Lismore. Friday, 12.40pm
Like most Australians, I own a lot of stuff.
If I laid all the things I owned end to end they would stretch from Nimbin to Goolmangar – and that’s along the road, not as the chopper flies.
Okay, I just made that up, but that sort of dodgy illumination of quantity is common. Like, if you laid all the plastic bags in the world end to end they would reach to the moon and back five times. Huh? I think that means there’s a lot.
Some things I own I really like: my iPad, my grandfather’s fob watch and a double manual orange juicer shaped like a woman’s body. These are great things.
But my favourite thing is my tiffin tin, a stainless-steel container of Asian origin for carrying your tucker around in.
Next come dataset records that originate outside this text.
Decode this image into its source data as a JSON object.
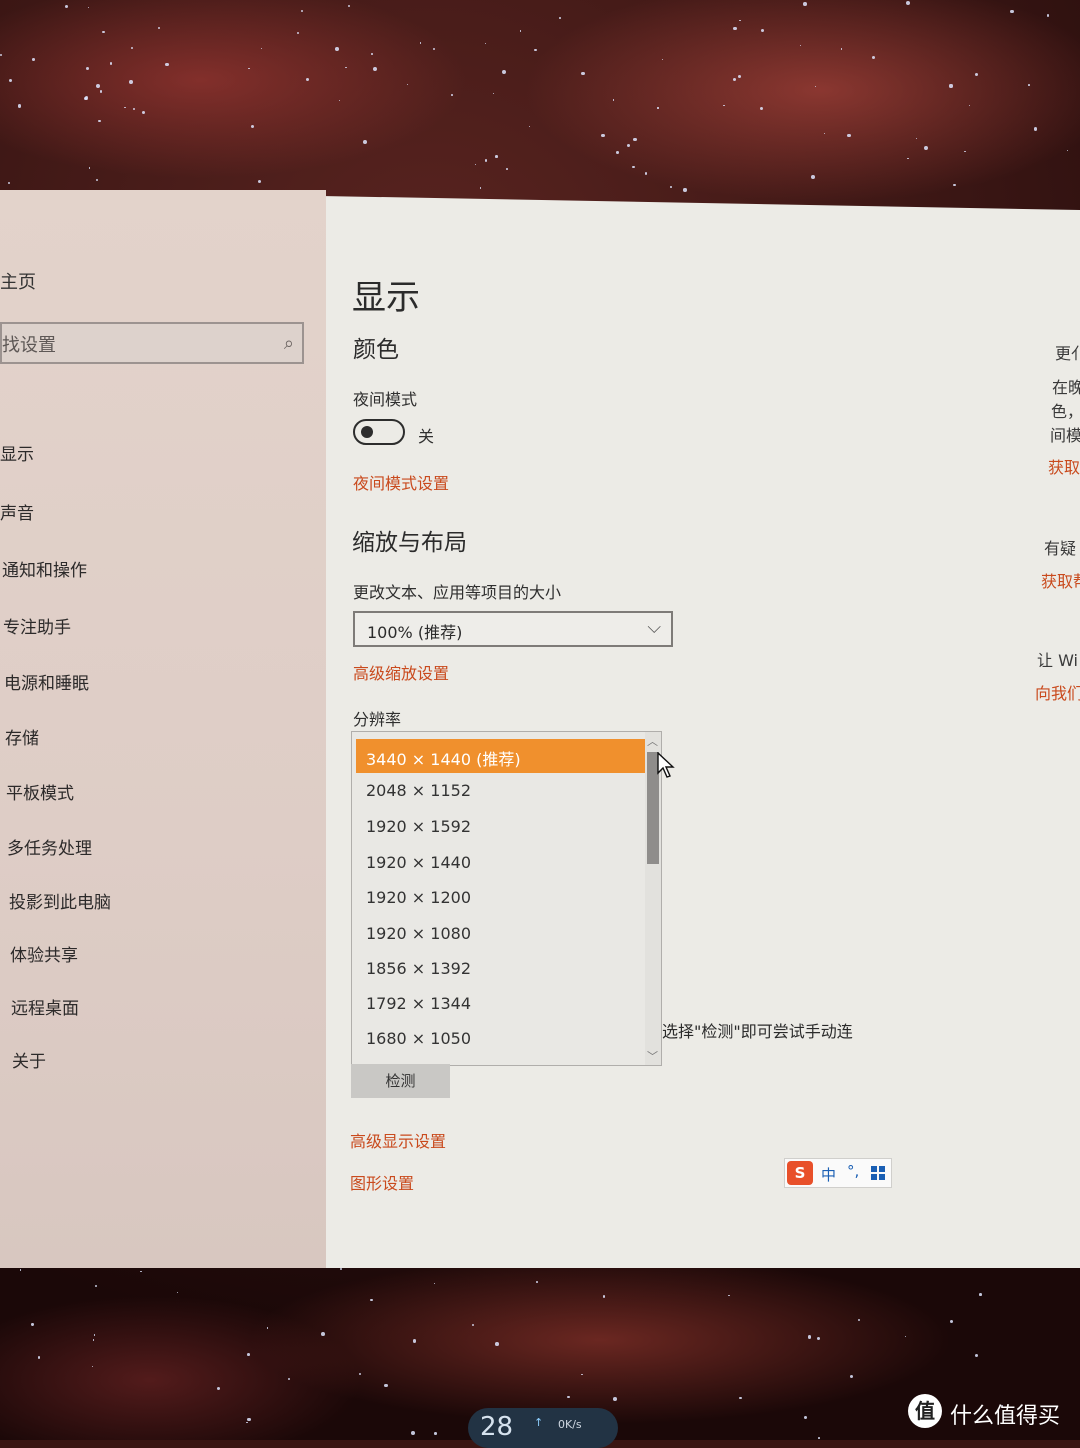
{
  "sidebar": {
    "home_label": "主页",
    "search_placeholder": "找设置",
    "items": [
      {
        "label": "显示"
      },
      {
        "label": "声音"
      },
      {
        "label": "通知和操作"
      },
      {
        "label": "专注助手"
      },
      {
        "label": "电源和睡眠"
      },
      {
        "label": "存储"
      },
      {
        "label": "平板模式"
      },
      {
        "label": "多任务处理"
      },
      {
        "label": "投影到此电脑"
      },
      {
        "label": "体验共享"
      },
      {
        "label": "远程桌面"
      },
      {
        "label": "关于"
      }
    ]
  },
  "main": {
    "title": "显示",
    "color_heading": "颜色",
    "night_mode_label": "夜间模式",
    "night_mode_state": "关",
    "night_mode_settings_link": "夜间模式设置",
    "scale_heading": "缩放与布局",
    "scale_label": "更改文本、应用等项目的大小",
    "scale_value": "100% (推荐)",
    "advanced_scaling_link": "高级缩放设置",
    "resolution_label": "分辨率",
    "resolution_options": [
      "3440 × 1440 (推荐)",
      "2048 × 1152",
      "1920 × 1592",
      "1920 × 1440",
      "1920 × 1200",
      "1920 × 1080",
      "1856 × 1392",
      "1792 × 1344",
      "1680 × 1050"
    ],
    "selected_resolution_index": 0,
    "detect_hint_cut": "选择\"检测\"即可尝试手动连",
    "detect_button": "检测",
    "advanced_display_link": "高级显示设置",
    "graphics_settings_link": "图形设置"
  },
  "right_panel": {
    "text_1": "更亻",
    "text_2": "在晚",
    "text_3": "色，",
    "text_4": "间模",
    "link_1": "获取",
    "text_5": "有疑",
    "link_2": "获取帮",
    "text_6": "让 Wi",
    "link_3": "向我们"
  },
  "ime": {
    "zh_label": "中",
    "punct": "°,"
  },
  "gadget": {
    "temperature": "28",
    "speed": "0K/s"
  },
  "watermark": {
    "text": "什么值得买",
    "logo": "值"
  }
}
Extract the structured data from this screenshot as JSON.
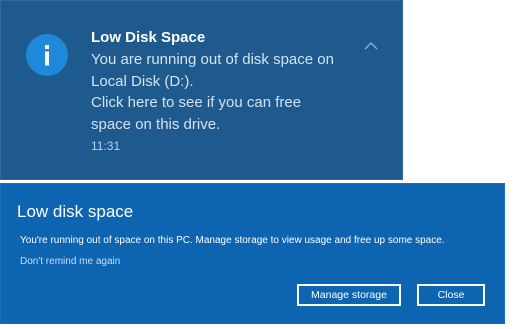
{
  "toast": {
    "title": "Low Disk Space",
    "body_lines": [
      "You are running out of disk space on",
      "Local Disk (D:).",
      "Click here to see if you can free",
      "space on this drive."
    ],
    "time": "11:31",
    "icon": "info-icon",
    "collapse_icon": "chevron-up-icon",
    "background_color": "#1f5a8f",
    "icon_color": "#1e88d9"
  },
  "dialog": {
    "title": "Low disk space",
    "message": "You're running out of space on this PC. Manage storage to view usage and free up some space.",
    "link_label": "Don't remind me again",
    "manage_label": "Manage storage",
    "close_label": "Close",
    "background_color": "#0d64b1"
  }
}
Tiffin tins are popular in India. Tiffin is a British word created in India originally meaning ‘second lunch’. The idea of afternoon tea was an unusual one to the pre-colonial Indians but they took to it with the same relish (pardon the pun) with which they took to railways and a postal system.
I got my tiffin tin from a shop in Yangon (formerly Rangoon) in Burma (or Myanmar). There it’s called a timanjak. (I’m not sure how it’s spelt in English…)
Everybody in Burma carries a tiffin tin. School children carry them to school, workers to the factory, farmers to the field, businesspeople to the office.
My tiffin tin is a little two-compartment job, but I have seen six-storey tiffin skyscrapers that feed an extended family. Each compartment holds a different food – perhaps a soup, a couple of curries, some rice and a little something sweet for afterwards – all held together with a tension clip.
Mine has brown rice in one compartment, a veggie curry in the other. I do love Thai food.
An unhappy woman passes where I’m sitting on a bench seat in Woodlark Street. She’s dragging a bawling girl of about six by the hand. Spying me and my tiffin tin, the girl stops crying and gawks as I shovel curry and rice into my mouth with chopsticks.
I refuse to accept meals in plastic containers. It’s my act of defiance against the schools of plastic that are replacing fish in the oceans. It’s my rebellion against a disposable, toxic culture that shows no respect to food or planet.
The lady in the Thai shop knows this and is very happy to fill my rod nam dum hua (as tiffin tins are called in Thailand). She smiles when she sees my tiffin tin and me enter her shop.
Sadly, as single-use plastic containers invade Thailand along with junk food, sex tourists and Russian mafia, the rod nam dum hua is disappearing.
In Burma, the tiffin tin still reigns supreme because the long isolation from the modern world imposed by the military junta shielded that country from some of the ravages of consumptive living – there are few plastic containers plying the rivers, plastic bags snared in trees or bubble wrap blowing across the rice paddies. The Burmese still carry tiffin tins, having missed the Tupperware party.
Of course, the global plastic empire has now pried open that country, the snap-lock sandwich bag and the plastic shopping bag already colonising the cities.
Yes, I own many things. I have a 1958 vinyl recording of Billie Holiday singing You’ve Changed. I have a Superman moneybox that says, ‘I will save you’ when you drop a coin into his head.
But my favourite thing is my tiffin tin, which I carry everywhere so I can say No to having my meal served in rubbish and yes to a sustainable lunchbox.